What is Anthropic API pricing in 2026?

Anthropic API pricing starts at $1/$5 per 1M tokens for Claude Haiku 4.5, $3/$15 for Claude Sonnet 4.6, and $5/$25 for Claude Opus 4.7 and Opus 4.6. Feature modifiers such as cache, batch, data residency, tools, and fast mode can change the final bill.

How much does Anthropic prompt caching save?

Cache reads cost 10% of base input price, so they cut repeated input cost by 90%. Cache writes cost more than standard input, so caching works best when the same prefix is reused.

Does Anthropic Batch API save 50%?

Yes. Anthropic lists Batch API prices at 50% of standard input and output rates. Batch is best for offline jobs where latency is acceptable.

Does Claude 1M context cost extra?

The current official pricing page says Claude Mythos Preview, Opus 4.7, Opus 4.6, and Sonnet 4.6 include the full 1M token context window at standard pricing.

What is Anthropic data residency pricing?

For Opus 4.7, Opus 4.6, and newer models, US-only inference through inference_geo has a 1.1x multiplier on token pricing categories. Third-party platforms have their own regional pricing.

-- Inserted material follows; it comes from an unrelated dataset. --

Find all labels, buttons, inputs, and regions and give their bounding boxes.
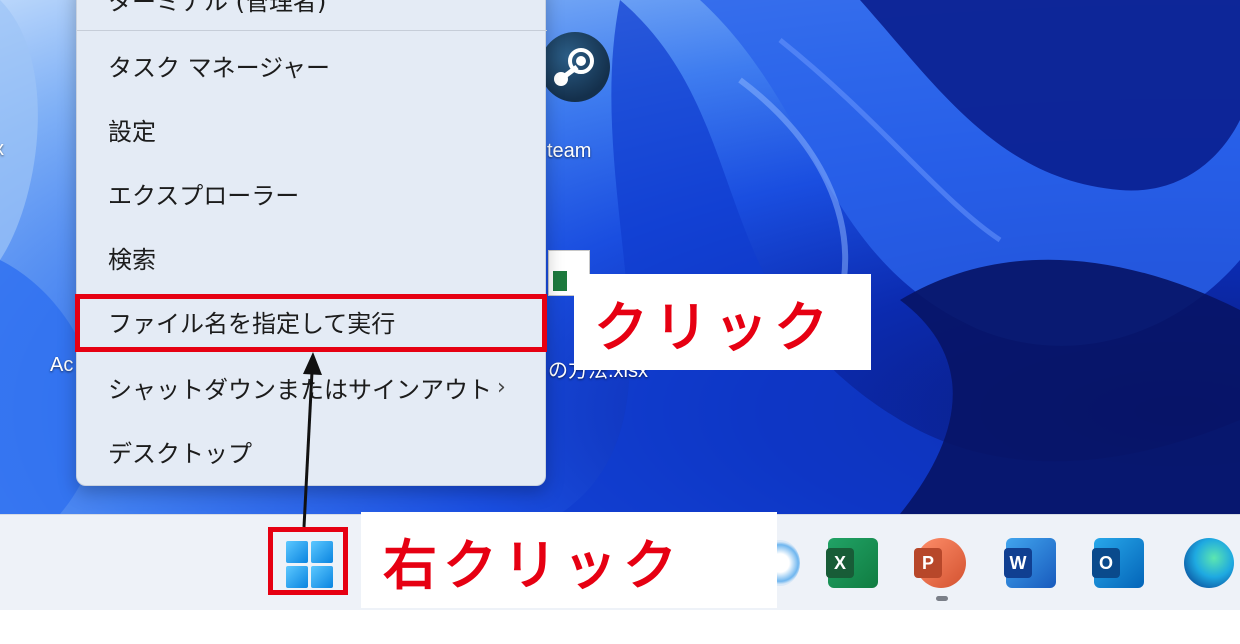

What is Claude fast mode pricing?

Fast mode is a beta for Claude Opus 4.6 at 6x standard rates: $30 input and $150 output per 1M tokens. It is not available with the Batch API.

Why did my Claude API bill increase after moving to Opus 4.7?

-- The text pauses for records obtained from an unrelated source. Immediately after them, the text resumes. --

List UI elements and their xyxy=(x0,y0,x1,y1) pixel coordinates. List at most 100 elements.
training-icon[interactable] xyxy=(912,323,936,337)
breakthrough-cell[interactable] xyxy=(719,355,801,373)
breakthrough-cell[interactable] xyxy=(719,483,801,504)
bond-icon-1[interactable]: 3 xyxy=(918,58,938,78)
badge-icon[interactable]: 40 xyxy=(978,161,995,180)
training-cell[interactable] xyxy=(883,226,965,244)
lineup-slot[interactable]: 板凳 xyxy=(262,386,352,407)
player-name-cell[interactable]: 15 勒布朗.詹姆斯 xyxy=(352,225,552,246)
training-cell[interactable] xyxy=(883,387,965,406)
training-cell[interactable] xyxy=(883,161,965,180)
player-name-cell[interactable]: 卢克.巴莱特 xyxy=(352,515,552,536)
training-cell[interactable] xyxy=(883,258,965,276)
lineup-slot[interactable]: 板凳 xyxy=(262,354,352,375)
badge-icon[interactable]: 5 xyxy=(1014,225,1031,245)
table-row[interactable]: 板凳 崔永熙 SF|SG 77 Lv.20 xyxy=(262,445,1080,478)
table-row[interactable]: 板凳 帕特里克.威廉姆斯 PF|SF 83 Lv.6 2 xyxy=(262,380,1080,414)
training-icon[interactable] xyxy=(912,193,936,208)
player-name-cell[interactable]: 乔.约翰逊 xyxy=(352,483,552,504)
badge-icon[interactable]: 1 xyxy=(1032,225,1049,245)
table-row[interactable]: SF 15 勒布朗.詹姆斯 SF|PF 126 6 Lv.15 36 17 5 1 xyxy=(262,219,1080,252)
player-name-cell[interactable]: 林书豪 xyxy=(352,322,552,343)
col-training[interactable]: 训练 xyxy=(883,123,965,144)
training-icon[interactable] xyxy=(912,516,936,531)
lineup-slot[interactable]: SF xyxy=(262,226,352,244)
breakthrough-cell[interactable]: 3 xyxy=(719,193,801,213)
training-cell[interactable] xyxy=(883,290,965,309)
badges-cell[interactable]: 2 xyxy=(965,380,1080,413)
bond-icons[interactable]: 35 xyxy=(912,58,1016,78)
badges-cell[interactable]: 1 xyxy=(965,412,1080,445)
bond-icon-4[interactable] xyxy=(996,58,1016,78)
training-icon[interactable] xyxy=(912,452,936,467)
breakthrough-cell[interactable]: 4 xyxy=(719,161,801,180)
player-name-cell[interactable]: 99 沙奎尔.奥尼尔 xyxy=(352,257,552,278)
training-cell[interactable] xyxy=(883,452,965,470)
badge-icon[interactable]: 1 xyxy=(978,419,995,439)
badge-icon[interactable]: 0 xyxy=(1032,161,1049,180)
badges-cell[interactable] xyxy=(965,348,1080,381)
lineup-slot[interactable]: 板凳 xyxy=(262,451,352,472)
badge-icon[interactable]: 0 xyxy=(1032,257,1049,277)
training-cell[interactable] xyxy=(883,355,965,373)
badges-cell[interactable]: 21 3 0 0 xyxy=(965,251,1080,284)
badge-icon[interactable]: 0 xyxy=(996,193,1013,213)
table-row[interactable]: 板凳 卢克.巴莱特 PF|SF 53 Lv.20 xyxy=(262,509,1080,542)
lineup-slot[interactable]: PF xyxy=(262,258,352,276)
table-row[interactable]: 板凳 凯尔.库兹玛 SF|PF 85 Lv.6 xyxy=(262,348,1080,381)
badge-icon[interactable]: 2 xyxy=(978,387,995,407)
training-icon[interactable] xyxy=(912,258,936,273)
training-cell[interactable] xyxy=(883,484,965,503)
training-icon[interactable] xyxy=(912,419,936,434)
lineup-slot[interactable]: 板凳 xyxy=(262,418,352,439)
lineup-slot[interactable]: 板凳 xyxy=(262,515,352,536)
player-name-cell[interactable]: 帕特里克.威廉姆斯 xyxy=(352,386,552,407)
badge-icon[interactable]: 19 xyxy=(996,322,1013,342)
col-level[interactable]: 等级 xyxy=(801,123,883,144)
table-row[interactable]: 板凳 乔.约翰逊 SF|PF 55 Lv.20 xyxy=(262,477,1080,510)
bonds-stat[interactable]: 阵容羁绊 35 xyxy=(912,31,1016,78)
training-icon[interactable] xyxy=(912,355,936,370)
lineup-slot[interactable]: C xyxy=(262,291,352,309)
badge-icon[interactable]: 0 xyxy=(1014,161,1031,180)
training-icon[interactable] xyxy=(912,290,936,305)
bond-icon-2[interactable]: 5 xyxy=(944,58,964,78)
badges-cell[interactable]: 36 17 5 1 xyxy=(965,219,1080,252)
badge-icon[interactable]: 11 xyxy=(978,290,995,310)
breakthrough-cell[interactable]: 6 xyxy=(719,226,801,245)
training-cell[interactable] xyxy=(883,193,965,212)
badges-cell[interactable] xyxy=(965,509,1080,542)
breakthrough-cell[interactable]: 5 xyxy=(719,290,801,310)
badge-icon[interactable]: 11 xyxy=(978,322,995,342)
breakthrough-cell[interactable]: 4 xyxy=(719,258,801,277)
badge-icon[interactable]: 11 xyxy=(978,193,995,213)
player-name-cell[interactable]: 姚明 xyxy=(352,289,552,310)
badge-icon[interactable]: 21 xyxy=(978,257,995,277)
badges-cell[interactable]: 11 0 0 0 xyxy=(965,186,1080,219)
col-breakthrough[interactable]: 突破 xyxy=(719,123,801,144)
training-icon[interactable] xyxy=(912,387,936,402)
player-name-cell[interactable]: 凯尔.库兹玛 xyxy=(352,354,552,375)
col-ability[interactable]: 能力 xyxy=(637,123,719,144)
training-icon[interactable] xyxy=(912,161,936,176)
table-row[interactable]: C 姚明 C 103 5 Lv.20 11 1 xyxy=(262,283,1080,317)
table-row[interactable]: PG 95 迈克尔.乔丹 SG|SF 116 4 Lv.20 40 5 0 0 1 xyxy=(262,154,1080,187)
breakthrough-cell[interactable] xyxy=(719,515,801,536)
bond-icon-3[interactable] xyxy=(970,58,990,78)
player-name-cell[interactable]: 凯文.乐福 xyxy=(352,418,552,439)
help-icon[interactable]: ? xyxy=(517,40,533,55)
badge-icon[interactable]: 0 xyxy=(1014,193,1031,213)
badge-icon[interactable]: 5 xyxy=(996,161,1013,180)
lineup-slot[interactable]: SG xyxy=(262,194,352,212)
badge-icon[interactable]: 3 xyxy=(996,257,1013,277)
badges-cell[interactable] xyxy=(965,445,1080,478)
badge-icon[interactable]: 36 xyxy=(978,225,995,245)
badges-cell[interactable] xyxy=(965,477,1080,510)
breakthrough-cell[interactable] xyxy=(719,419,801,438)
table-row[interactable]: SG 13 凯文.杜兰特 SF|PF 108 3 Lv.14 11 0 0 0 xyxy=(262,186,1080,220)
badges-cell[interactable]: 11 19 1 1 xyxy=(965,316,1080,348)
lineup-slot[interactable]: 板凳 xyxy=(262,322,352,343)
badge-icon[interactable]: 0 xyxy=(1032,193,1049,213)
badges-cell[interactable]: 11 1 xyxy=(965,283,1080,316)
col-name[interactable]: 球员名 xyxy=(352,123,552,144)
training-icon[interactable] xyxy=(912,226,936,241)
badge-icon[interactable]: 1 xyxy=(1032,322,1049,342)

One reason may be tokenization. Anthropic says Opus 4.7 uses a new tokenizer that may use up to 35% more tokens for the same fixed text. Measure token counts before a full migration.

Should I use Anthropic direct API or TokenMix.ai?

Use Anthropic direct API when Claude-native features are the priority. Use TokenMix.ai when Claude is part of a broader multi-model routing strategy and you want centralized access across providers.